Why Has 70's and 80's Music Remained Prevalent in Our Culture?

Well, IF there is a real phenomenon of it, which I don’t think there is. I remember that as each new genre of music took hold as I grew through my teens and onward, that the immediately previous genre was declared “out” by the next micro-sub-generation, and it left the airwaves and was replaced.

But that was mostly because the BUSINESS MODEL that had been developed during the 1940’s and 1950’s, still controlled both the music promoters and producers, AND the radio stations they all used as tools to retain control and profitability. Throughout the entire time that artists were proclaiming freedom and rebellion, the same business people stayed in control of the actual main businesses supporting everything. They even turned rebellion into a new formalized fad, and started making money off of THAT as well.

Right now, we’re going through an expected cycle of 70’s era stuff being brought back. I think it might have to do less with the staying power of the material, than with the age and positions of power of the people who grew up with it as kids. But I don’t really know.
For myself, I went through a long period where I couldn’t STAND the 70’s stuff, even though I loved it at the time. Some of the stuff that was brought back recently (such as the soundtrack of Guardians of the Galaxy) was stuff I actually did hate AT the time it came out, but now I find I really like it.

Maybe it’s that there was a LOT MORE well-produced recordings of more kinds of stuff than ever before, in the 70’s. It WAS an era where more people had more spare cash to spend on entertainment than any previous generation, after all. And it coincided with advances in recording and reproductive technology, that made it possible for more people to enjoy it.

Something else to consider: seventies music ITSELF, wasn’t a single “sound.” It was, from beginning to end, produced by people who grew up on and built on the music that came before. There were throwback-type songs made back then, as there are now. So some of the reason why it seems to have “staying power,” is that it was built from other music that had "staying power.

Just rattling on at this point. There are lots of reasons why people like stuff from back then. Maybe it would be easier to try to figure out why we are NOT still hearing the stuff that you see as having dropped out of sight. Or hearing, rather.

What your hearing is culturely neutral, pretty much what you would hear in an elevator in the nineties, but your not hearing the outlying edges of what each decade came out with. So your hearing maybe the stones, but not judas priest for example. As a non musician, I shudder to throw this out, but what has come out in the past twenty years that a new musician would quote as an influence in how he or she writes and plays.

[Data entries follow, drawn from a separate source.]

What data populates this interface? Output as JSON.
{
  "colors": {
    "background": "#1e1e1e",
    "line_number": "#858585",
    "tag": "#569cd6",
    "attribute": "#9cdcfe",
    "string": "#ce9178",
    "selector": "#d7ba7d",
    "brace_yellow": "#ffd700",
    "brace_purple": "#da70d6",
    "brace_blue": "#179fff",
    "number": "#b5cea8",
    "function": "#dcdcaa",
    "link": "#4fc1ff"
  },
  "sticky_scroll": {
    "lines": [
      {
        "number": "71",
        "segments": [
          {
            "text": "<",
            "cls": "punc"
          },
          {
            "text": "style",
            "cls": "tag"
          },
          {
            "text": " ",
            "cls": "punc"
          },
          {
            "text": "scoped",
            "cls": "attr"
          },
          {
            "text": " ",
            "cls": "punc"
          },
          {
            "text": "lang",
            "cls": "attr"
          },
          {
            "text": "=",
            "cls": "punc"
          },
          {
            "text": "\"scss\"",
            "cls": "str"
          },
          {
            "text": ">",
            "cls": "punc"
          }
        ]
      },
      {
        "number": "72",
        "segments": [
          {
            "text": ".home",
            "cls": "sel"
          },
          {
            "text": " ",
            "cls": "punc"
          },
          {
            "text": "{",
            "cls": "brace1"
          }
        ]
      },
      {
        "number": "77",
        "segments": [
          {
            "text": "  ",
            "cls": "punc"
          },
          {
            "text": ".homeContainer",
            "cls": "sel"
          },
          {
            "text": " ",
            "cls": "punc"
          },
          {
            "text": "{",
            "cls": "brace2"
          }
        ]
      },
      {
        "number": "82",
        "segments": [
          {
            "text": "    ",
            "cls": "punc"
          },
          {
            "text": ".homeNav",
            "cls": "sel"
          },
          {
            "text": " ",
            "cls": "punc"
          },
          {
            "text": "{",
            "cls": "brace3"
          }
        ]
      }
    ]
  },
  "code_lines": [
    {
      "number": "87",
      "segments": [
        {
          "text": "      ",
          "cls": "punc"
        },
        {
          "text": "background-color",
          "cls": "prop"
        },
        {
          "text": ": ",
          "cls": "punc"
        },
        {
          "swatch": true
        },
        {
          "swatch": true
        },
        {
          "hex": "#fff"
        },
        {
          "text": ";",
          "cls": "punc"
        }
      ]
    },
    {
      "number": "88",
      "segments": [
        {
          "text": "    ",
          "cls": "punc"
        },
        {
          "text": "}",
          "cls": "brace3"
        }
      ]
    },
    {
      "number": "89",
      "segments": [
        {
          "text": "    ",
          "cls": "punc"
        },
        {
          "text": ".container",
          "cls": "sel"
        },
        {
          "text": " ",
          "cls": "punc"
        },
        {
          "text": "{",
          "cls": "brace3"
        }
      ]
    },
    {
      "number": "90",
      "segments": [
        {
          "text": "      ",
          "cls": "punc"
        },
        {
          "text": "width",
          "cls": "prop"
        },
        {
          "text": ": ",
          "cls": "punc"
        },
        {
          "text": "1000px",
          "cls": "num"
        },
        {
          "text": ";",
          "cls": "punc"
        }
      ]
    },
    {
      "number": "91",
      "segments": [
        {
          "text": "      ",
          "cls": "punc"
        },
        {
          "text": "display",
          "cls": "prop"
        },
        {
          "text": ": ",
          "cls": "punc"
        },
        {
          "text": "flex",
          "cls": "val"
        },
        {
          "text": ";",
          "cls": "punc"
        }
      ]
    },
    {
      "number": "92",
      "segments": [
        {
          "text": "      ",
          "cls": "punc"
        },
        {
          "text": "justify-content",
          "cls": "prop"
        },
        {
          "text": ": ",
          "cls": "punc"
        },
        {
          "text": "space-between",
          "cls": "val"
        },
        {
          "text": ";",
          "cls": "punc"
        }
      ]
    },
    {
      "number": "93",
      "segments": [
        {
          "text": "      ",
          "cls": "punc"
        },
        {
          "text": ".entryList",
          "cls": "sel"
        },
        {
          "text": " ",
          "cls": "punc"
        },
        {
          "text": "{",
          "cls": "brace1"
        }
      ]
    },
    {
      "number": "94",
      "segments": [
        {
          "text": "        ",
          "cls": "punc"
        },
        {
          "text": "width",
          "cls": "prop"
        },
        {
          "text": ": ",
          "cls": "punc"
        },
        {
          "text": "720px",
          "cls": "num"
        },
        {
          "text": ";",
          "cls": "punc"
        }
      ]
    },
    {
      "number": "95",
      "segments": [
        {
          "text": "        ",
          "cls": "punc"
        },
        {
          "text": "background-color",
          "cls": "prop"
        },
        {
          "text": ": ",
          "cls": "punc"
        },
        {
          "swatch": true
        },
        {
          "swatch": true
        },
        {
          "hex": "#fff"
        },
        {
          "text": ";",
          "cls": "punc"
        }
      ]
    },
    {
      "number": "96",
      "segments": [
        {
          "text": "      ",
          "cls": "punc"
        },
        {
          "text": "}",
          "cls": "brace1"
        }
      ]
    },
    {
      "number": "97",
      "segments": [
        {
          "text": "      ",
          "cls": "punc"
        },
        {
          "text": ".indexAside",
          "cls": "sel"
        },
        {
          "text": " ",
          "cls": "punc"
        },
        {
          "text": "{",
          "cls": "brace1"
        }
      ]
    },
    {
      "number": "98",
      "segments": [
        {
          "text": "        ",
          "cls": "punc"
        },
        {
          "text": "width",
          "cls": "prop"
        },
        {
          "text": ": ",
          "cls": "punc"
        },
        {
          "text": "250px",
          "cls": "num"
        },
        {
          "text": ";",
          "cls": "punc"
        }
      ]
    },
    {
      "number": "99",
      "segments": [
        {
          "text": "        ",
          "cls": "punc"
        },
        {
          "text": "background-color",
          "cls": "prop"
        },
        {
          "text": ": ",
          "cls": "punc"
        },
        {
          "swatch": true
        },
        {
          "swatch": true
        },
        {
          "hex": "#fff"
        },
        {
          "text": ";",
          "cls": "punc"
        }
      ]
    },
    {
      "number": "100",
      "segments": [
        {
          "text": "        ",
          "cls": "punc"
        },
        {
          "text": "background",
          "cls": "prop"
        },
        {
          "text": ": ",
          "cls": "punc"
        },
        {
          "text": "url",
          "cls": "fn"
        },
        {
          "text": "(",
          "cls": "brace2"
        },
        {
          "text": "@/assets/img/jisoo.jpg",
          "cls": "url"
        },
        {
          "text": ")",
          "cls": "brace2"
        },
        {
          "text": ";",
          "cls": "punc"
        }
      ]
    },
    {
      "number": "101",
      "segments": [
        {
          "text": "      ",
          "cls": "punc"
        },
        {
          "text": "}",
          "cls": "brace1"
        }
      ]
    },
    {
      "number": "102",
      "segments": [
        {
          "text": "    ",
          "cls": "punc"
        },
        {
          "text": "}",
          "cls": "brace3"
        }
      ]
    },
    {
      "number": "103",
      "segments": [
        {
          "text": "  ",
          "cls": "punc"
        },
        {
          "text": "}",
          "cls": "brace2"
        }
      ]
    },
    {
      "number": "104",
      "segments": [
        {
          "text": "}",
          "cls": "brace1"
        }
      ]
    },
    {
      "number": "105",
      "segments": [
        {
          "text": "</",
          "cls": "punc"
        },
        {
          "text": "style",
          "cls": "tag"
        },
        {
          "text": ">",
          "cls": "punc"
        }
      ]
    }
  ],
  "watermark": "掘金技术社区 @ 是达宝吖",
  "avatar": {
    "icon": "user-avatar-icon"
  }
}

Somehow God came down and mass blessed many of the musicians in the late 60s through the 80s. And he hasn’t been back to do that so the artists tried to make it on their own but every one of them failed miserably. If you listen closely to the blessed music you will hear what heaven sounds like. All they could do after that sounded like hell. That’s the only explanation I can come up with. Your soul will verify the truth in it when it is immersed in those beautiful sounds.

One thing I really miss from the 60s and 70s is protest songs. CSN&Y, Steppenwolf, CCR, and many others could put a song out and it had political meaning. The same thing happens now from time to time, but it seems rare. I ask my nephews and nieces to name a political song relevant to the current environment and I usually get country performers that are going the OPPOSITE direction.

“What if you knew her and/saw her dead on the ground?”

Also, whatever happened to novelty songs, which were huge in the ‘60s and ‘70s?

Check YouTube. There’s a seemingly infinite variety of novelty songs (in video!) and you can easily stare zombie-like at them for hours on end. If the question is why they don’t have as much cultural relevance - well, very little does, there’s too much content and it’s all too easily available

And that seems to be the gist of the thread - wait 10 or 20 years when the current folks in charge retire and/or pass on and the new decision makers will ask why music wasn’t as good as it was back when they were kids in the 90s and 00s and not understanding the technology of the next generation.